Être bien dans sa peau, stopper les préjugés, le premier concours de Mister et Miss albinos a eu lieu vendredi dernier au Kenya. C’est sous les projecteurs que de jeunes kényans ont répondu massivement à l’appel de Isaac Mwaura organisateur du concours et également premier député albinos au parlement kenyan.

Le seul critère pour y participer, être albinos. Hommes, femmes et même enfants ont répondu présent. Les différents candidats ont tout misé afin de démontrer qu’ils font partie de la société. Le défilé haut en couleur des vidéos nous montre des personnes en tenue de travail, tenues traditionnelles, de sport ou d’apparat. Très souvent marginalisés par la société, ils ont du mal à trouver un emploi. « Mister et Miss Albisnisme Kenya sont des gens comme vous et moi et qui sont également bien dans leur peau » a  déclaré Issac Mwaura.

« Nous ne sommes pas des fantômes et nous ne sommes pas laids »

Cette phrase a été citée par Isaac Mwaura en juin dernier lors de la conférence organisée par l’ONU en Tanzanie. Cette conférence a pour but de mettre en place des méthodes et solutions afin de stopper ce fléau qu’est le massacre de personnes albinos.
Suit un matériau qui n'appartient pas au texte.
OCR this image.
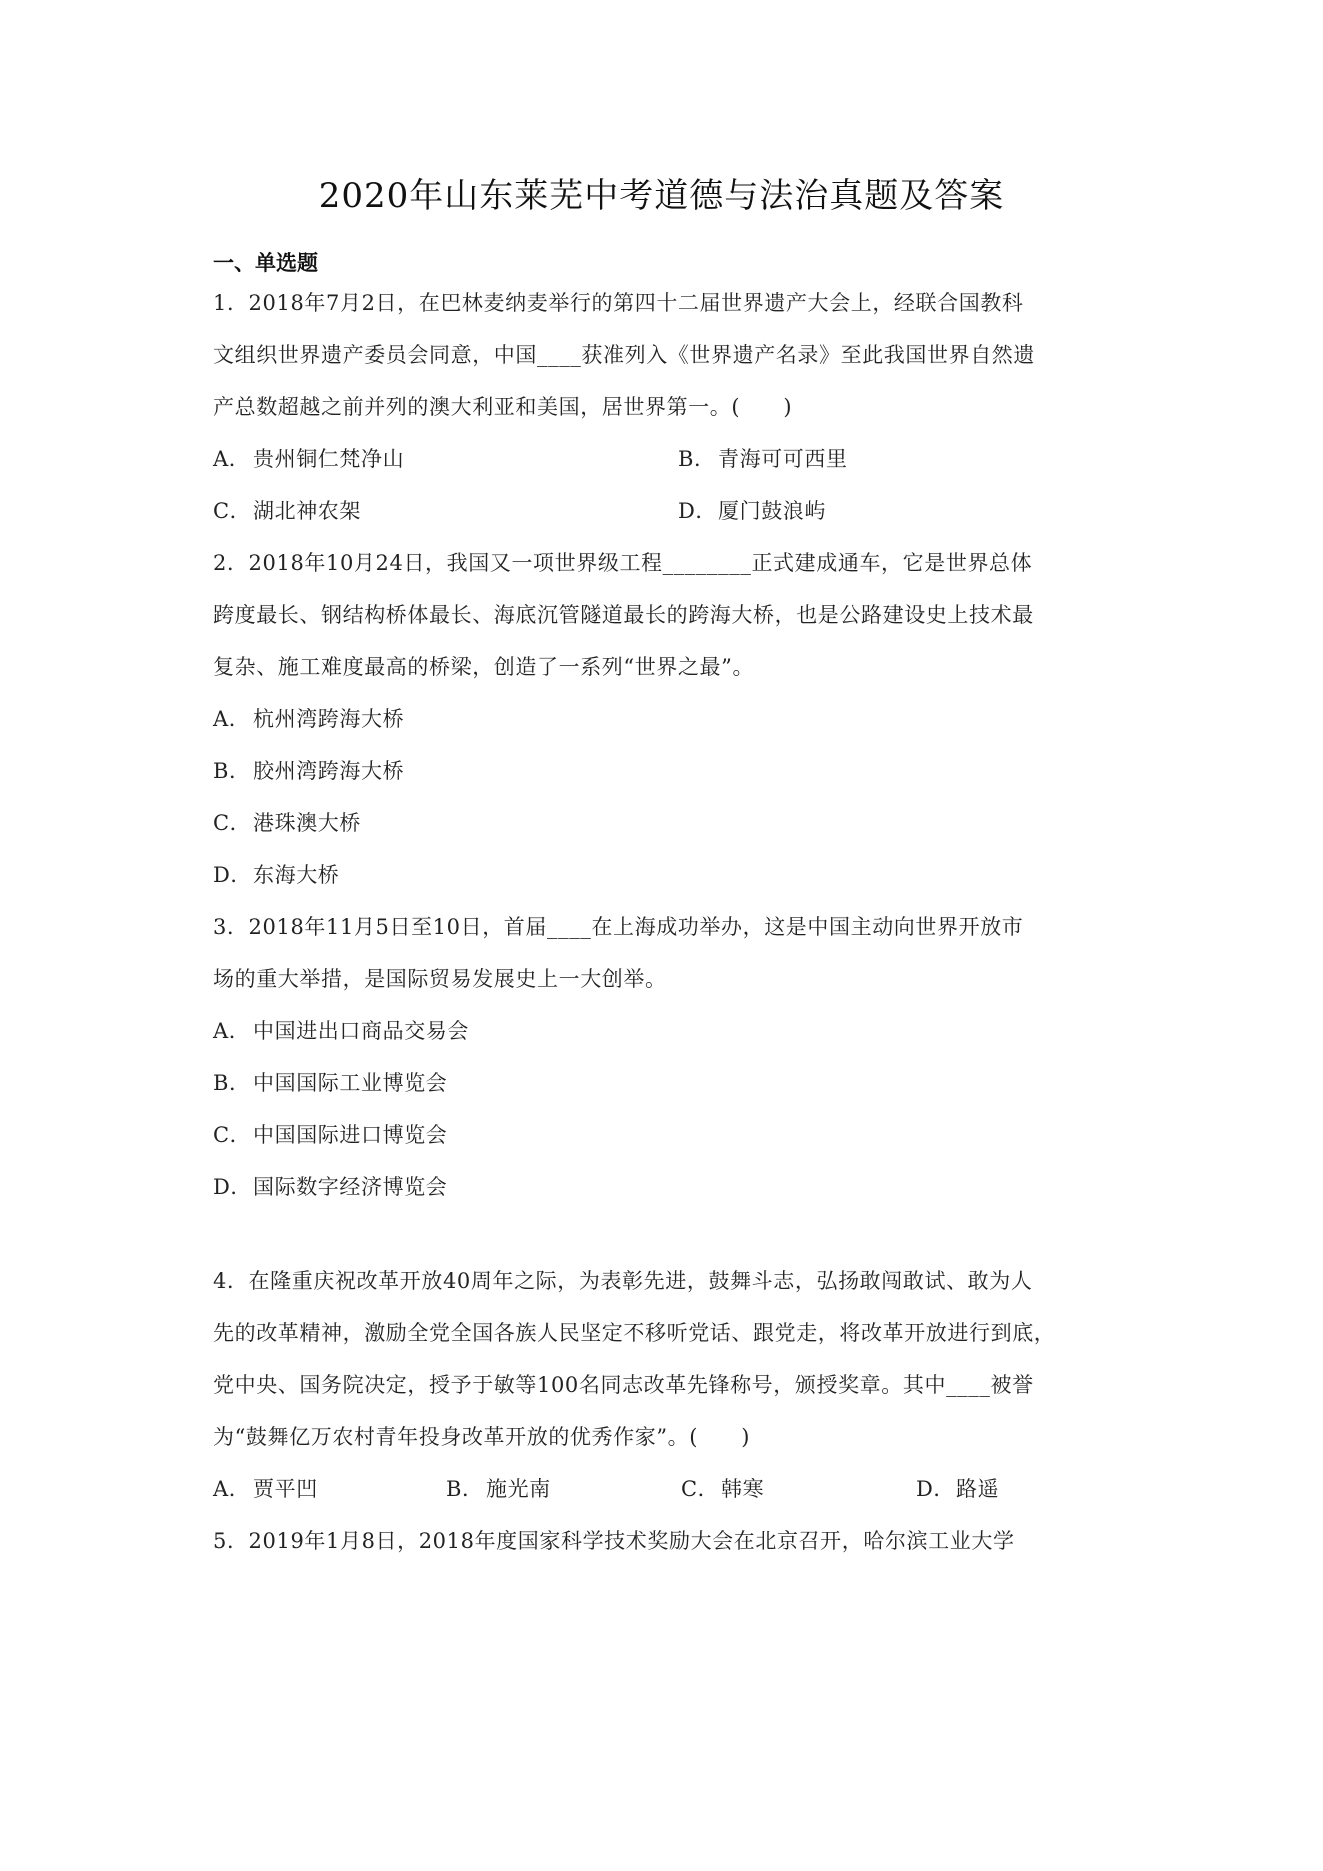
2020年山东莱芜中考道德与法治真题及答案
一、单选题
1．2018年7月2日，在巴林麦纳麦举行的第四十二届世界遗产大会上，经联合国教科
文组织世界遗产委员会同意，中国____获准列入《世界遗产名录》至此我国世界自然遗
产总数超越之前并列的澳大利亚和美国，居世界第一。(　　)
A． 贵州铜仁梵净山	B． 青海可可西里
C．湖北神农架	D．厦门鼓浪屿
2．2018年10月24日，我国又一项世界级工程________正式建成通车，它是世界总体
跨度最长、钢结构桥体最长、海底沉管隧道最长的跨海大桥，也是公路建设史上技术最
复杂、施工难度最高的桥梁，创造了一系列“世界之最”。
A． 杭州湾跨海大桥
B． 胶州湾跨海大桥
C．港珠澳大桥
D．东海大桥
3．2018年11月5日至10日，首届____在上海成功举办，这是中国主动向世界开放市
场的重大举措，是国际贸易发展史上一大创举。
A． 中国进出口商品交易会
B． 中国国际工业博览会
C．中国国际进口博览会
D．国际数字经济博览会
4．在隆重庆祝改革开放40周年之际，为表彰先进，鼓舞斗志，弘扬敢闯敢试、敢为人
先的改革精神，激励全党全国各族人民坚定不移听党话、跟党走，将改革开放进行到底，
党中央、国务院决定，授予于敏等100名同志改革先锋称号，颁授奖章。其中____被誉
为“鼓舞亿万农村青年投身改革开放的优秀作家”。(　　)
A． 贾平凹	B． 施光南	C．韩寒	D．路遥
5．2019年1月8日，2018年度国家科学技术奖励大会在北京召开，哈尔滨工业大学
Pour que la journée de l’albinisme ne soit pas seulement une date sur un calendrier il faut agir.

Massacrés et mutilés. L’Afrique subsaharienne connaît depuis plus d’une décennie une forte recrudescence d’attaques d’albinos réputés détenir des pouvoirs. Ces fausses croyances font des hommes et des femmes albinos un « produit magique » très onéreux et nécessaires à ces fameux sorciers pour l’élaboration de potions supposées rendre riche. Afin que cela cesse nous devons soutenir ces personnes et mieux, apporter une aide quel qu’elle soit.

« Femmes albinos  violées au Sénégal sous prétexte qu’elles soignent le Sida; au Burundi il se dit que le sexe d’un albinos apporterait pouvoir et richesse » Jeune Afrique.